Meta-Learning: A Survey

TL;DR

Meta-learning surveys how to learn from prior experience across tasks by collecting meta-data (configurations, evaluations, model parameters, and meta-features) and using it to accelerate new-task learning. It organizes approaches by the type of meta-data used, detailing evaluation-driven methods, task-property features, and prior-model transfer, including both traditional Bayesian and modern neural meta-learning techniques. Key contributions include strategies for task similarity, surrogate models, learning curves transfer, pipeline synthesis, and meta-models for ranking and performance prediction, as well as foundations for transfer and few-shot learning in neural networks.

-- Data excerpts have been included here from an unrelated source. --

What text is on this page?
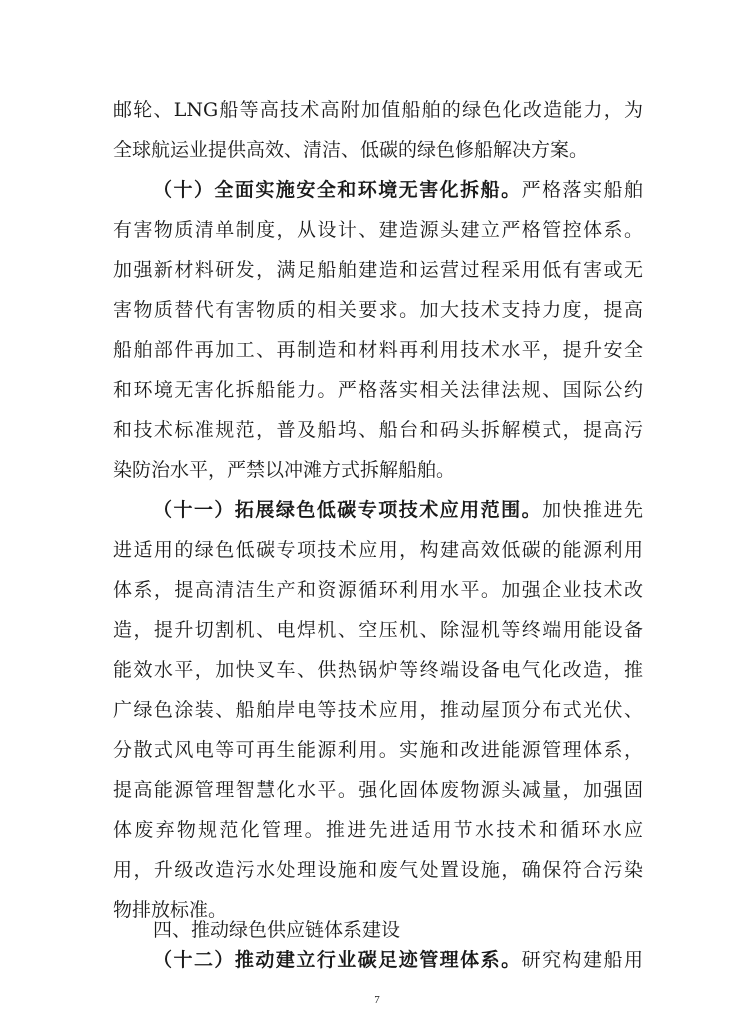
邮轮、LNG船等高技术高附加值船舶的绿色化改造能力，为
全球航运业提供高效、清洁、低碳的绿色修船解决方案。
（十）全面实施安全和环境无害化拆船。严格落实船舶
有害物质清单制度，从设计、建造源头建立严格管控体系。
加强新材料研发，满足船舶建造和运营过程采用低有害或无
害物质替代有害物质的相关要求。加大技术支持力度，提高
船舶部件再加工、再制造和材料再利用技术水平，提升安全
和环境无害化拆船能力。严格落实相关法律法规、国际公约
和技术标准规范，普及船坞、船台和码头拆解模式，提高污
染防治水平，严禁以冲滩方式拆解船舶。
（十一）拓展绿色低碳专项技术应用范围。加快推进先
进适用的绿色低碳专项技术应用，构建高效低碳的能源利用
体系，提高清洁生产和资源循环利用水平。加强企业技术改
造，提升切割机、电焊机、空压机、除湿机等终端用能设备
能效水平，加快叉车、供热锅炉等终端设备电气化改造，推
广绿色涂装、船舶岸电等技术应用，推动屋顶分布式光伏、
分散式风电等可再生能源利用。实施和改进能源管理体系，
提高能源管理智慧化水平。强化固体废物源头减量，加强固
体废弃物规范化管理。推进先进适用节水技术和循环水应
用，升级改造污水处理设施和废气处置设施，确保符合污染
物排放标准。
四、推动绿色供应链体系建设
7
（十二）推动建立行业碳足迹管理体系。研究构建船用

The chapter highlights AutoML implications, showing how data-driven meta-experience can dramatically speed up hyperparameter tuning, model selection, and pipeline construction across varied domains.

Abstract

Meta-learning, or learning to learn, is the science of systematically observing how different machine learning approaches perform on a wide range of learning tasks, and then learning from this experience, or meta-data, to learn new tasks much faster than otherwise possible. Not only does this dramatically speed up and improve the design of machine learning pipelines or neural architectures, it also allows us to replace hand-engineered algorithms with novel approaches learned in a data-driven way. In this chapter, we provide an overview of the state of the art in this fascinating and continuously evolving field.